Data retention policies define how long data is kept and what happens when the retention period expires. Retaining data longer than necessary increases risk, storage costs, and regulatory exposure.

Define Retention Policies

  • Establish retention periods based on regulatory requirements, business needs, and contractual obligations.
  • Document retention policies in a data retention schedule that covers every data category.
  • Ensure retention periods are specific (e.g., "3 years after account closure") rather than vague (e.g., "as long as needed").

Automated Deletion

  • Implement automated processes to delete or anonymize data when the retention period expires.
  • Use database-level TTL (Time-to-Live) features, scheduled jobs, or lifecycle policies (e.g., S3 lifecycle rules) to enforce retention.
  • Verify automated deletion is working through regular audits.

Legal Hold

  • Implement a legal hold process that can suspend automated deletion for data relevant to litigation, regulatory investigations, or audits.
  • Legal holds must be granular — hold only the specific data relevant to the matter, not all data for a given user or category.
  • Track all active legal holds and release them promptly when they are no longer needed.

Backup Considerations

  • Retention policies must account for backup cycles.
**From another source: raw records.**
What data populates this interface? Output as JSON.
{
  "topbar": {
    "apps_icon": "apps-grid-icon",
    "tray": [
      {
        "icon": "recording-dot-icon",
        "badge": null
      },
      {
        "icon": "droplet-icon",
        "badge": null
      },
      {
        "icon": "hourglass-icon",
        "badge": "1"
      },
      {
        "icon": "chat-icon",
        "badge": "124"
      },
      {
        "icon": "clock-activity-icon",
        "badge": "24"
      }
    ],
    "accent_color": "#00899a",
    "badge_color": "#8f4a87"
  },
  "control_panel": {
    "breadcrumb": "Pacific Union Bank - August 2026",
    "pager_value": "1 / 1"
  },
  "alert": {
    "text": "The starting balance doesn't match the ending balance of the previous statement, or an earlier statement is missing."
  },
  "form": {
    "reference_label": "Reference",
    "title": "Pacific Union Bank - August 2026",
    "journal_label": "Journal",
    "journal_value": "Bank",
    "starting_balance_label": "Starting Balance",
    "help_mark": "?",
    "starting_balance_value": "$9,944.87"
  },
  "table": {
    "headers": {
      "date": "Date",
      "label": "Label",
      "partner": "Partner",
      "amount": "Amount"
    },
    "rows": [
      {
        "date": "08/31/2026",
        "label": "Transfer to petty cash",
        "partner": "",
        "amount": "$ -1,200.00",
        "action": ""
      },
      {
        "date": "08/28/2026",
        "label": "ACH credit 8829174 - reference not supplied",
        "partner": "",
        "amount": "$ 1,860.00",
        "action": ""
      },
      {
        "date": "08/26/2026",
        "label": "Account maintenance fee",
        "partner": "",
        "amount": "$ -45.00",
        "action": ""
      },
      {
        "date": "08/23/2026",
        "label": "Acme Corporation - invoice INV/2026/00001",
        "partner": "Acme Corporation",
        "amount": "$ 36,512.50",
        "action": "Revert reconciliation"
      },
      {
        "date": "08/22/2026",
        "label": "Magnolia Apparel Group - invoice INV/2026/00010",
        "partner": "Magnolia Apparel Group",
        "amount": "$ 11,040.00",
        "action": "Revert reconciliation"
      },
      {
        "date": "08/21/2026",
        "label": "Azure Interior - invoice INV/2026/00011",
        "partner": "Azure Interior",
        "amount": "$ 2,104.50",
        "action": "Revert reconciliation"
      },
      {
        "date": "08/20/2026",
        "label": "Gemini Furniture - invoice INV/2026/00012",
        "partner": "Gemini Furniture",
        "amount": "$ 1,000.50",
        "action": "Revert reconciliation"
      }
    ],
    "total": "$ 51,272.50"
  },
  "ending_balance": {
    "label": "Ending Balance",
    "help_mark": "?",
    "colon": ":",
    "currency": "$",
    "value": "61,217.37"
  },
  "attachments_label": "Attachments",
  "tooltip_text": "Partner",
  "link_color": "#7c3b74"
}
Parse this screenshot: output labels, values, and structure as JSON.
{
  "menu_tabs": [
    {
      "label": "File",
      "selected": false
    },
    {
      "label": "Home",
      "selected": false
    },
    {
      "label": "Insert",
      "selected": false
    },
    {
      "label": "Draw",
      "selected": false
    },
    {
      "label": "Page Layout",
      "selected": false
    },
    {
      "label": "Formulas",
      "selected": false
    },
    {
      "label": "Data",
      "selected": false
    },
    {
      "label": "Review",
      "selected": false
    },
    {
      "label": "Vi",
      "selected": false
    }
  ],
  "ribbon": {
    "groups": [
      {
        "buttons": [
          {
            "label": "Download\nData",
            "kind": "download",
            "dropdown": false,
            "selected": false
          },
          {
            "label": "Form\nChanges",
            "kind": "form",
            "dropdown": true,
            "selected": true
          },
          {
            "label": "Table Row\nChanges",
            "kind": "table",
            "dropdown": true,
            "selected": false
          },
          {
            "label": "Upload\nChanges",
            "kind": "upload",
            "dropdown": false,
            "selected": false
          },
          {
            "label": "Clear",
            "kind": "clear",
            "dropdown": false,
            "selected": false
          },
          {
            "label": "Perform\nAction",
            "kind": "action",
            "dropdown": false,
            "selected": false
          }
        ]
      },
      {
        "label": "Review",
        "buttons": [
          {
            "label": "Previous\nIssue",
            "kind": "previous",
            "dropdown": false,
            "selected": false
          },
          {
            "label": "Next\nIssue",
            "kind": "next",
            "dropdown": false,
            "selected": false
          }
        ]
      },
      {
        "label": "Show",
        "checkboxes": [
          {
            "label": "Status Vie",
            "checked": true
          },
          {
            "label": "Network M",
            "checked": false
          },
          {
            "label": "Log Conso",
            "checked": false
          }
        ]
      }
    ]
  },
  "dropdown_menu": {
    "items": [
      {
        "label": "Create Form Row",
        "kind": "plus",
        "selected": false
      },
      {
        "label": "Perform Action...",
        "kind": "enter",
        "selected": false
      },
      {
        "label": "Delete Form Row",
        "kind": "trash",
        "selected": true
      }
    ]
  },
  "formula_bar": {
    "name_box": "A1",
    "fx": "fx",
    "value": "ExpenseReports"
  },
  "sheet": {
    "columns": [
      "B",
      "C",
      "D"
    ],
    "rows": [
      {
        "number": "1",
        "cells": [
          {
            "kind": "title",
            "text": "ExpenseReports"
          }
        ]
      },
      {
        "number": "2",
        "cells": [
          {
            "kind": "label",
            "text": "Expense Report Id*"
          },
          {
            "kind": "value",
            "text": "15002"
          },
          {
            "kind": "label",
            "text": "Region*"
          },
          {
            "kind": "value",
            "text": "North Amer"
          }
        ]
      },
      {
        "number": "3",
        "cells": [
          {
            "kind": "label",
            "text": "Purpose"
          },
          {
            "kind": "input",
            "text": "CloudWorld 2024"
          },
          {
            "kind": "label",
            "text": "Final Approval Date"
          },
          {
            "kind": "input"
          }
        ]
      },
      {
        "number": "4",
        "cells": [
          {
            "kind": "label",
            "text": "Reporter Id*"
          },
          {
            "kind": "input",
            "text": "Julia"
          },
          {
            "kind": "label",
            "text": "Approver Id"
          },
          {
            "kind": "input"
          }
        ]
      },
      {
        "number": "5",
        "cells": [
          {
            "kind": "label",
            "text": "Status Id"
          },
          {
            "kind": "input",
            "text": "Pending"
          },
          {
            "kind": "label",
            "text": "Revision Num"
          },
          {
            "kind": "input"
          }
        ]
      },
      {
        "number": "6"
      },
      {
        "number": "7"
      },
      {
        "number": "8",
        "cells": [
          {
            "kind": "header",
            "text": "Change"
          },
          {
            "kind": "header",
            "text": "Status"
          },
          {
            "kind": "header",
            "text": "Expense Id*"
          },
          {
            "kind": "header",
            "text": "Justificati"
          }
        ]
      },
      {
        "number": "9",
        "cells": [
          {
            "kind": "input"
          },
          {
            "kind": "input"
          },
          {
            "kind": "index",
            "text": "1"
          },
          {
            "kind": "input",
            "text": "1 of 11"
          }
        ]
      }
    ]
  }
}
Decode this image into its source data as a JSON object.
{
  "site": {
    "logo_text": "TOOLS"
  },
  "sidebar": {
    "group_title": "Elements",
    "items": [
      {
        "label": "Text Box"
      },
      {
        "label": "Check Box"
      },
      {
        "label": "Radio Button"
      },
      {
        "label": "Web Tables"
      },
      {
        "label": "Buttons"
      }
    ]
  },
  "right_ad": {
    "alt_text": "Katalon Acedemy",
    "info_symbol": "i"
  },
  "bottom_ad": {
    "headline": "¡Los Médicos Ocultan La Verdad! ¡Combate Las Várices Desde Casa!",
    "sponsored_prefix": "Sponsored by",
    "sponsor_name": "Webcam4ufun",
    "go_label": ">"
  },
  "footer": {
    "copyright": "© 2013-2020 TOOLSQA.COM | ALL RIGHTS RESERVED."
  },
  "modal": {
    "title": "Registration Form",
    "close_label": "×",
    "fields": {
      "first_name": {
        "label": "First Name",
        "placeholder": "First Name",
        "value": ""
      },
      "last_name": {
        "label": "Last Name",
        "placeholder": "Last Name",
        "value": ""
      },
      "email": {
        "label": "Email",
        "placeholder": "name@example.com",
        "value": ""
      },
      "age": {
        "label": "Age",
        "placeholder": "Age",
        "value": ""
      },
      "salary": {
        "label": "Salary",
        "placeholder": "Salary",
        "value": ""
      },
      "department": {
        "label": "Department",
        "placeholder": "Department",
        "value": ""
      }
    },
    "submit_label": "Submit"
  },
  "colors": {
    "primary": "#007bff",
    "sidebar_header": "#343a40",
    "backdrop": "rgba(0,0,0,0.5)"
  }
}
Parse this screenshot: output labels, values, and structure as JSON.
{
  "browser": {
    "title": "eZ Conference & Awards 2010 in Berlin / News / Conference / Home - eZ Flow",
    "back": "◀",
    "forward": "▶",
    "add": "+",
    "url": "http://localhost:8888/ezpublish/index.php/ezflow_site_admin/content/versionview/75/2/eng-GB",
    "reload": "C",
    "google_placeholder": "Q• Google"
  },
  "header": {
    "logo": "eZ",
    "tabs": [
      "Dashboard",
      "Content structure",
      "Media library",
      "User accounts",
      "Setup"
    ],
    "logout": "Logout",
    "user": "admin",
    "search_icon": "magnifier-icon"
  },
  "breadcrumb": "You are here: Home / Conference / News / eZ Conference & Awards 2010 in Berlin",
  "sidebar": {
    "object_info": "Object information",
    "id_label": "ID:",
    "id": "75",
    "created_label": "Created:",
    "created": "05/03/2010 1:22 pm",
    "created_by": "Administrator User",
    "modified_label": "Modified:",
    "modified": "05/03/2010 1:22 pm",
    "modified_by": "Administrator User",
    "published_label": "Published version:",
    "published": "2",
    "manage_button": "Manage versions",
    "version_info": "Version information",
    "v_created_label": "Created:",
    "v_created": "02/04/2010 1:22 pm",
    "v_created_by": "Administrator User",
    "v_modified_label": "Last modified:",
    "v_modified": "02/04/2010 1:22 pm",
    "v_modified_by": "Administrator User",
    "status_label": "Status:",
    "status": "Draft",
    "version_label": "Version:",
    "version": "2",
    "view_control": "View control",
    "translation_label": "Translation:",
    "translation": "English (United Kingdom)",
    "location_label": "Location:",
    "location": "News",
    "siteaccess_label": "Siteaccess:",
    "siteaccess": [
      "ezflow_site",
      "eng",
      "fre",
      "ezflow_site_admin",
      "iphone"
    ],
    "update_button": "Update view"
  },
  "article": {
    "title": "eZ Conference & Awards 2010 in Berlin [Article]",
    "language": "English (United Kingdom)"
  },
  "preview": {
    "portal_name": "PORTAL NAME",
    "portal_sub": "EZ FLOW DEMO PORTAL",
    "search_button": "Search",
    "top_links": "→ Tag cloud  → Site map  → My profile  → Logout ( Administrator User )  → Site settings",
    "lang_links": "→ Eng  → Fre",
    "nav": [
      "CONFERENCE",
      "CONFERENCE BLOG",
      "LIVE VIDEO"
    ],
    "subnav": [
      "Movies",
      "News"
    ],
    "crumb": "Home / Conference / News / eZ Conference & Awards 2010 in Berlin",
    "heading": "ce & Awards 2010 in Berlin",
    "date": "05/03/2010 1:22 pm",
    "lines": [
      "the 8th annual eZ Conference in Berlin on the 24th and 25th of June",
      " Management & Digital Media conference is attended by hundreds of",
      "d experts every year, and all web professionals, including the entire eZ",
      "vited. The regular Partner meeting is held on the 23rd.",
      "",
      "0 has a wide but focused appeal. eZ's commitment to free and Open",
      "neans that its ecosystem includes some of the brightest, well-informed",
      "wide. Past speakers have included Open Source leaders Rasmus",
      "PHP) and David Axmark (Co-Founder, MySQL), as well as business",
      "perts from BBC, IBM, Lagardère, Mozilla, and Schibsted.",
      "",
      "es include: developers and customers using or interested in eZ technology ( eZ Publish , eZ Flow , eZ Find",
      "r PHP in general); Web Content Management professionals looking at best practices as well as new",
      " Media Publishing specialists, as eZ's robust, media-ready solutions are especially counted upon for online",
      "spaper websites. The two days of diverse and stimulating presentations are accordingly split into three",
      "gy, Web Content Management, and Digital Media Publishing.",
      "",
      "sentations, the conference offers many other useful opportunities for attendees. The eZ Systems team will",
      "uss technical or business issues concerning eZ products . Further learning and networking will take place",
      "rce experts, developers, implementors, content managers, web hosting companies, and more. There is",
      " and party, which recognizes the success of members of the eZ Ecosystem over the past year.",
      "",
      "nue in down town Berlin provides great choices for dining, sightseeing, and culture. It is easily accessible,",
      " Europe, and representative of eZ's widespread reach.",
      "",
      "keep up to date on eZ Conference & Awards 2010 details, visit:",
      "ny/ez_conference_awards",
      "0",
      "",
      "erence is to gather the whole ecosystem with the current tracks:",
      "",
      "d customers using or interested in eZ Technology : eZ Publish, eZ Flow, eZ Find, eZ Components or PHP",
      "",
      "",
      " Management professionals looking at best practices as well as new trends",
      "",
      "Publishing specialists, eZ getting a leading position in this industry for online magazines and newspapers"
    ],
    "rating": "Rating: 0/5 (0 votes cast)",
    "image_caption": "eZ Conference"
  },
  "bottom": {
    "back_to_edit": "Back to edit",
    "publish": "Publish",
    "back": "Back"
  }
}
Data deleted from primary storage may still exist in backups.
  • Define how long backups are retained and how deletion requests are handled for data in backups (e.g., delete upon next backup rotation vs. cryptographic erasure of the backup encryption key).
  • Regularly test the ability to restore from backups and verify that retained data is still usable.

Best Practices

  • Maintain a comprehensive data inventory — you cannot protect data you do not know about; catalog all personal and sensitive data, where it is stored, how it flows, and who has access.
  • Apply privacy by design from the start — embed data protection into architecture decisions, not as a retrofit; conduct Data Protection Impact Assessments (DPIAs) for new systems that process personal data.
  • Encrypt by default — enable encryption at rest and in transit for all data stores and communication channels; treat encryption as baseline, not an add-on for sensitive data only.
  • Implement least-privilege access to sensitive data — restrict access to personal and confidential data based on role and business need; review access permissions regularly and revoke unnecessary grants.
  • Automate compliance processes — manual compliance processes do not scale; automate DSAR fulfillment, retention enforcement, consent management, and breach detection to reduce human error and response times.
  • Test your data deletion capabilities — regularly verify that erasure requests result in actual deletion across all systems, including backups, caches, logs, and third-party processors.
  • Monitor for data exfiltration — deploy Data Loss Prevention (DLP) tools to detect unauthorized data transfers via email, cloud storage, USB, and API calls; alert on anomalous data access patterns.
  • Train all employees on data handling — security and privacy training should cover data classification, acceptable use, incident reporting, and regulatory obligations; tailor training to roles (developers, support, executives).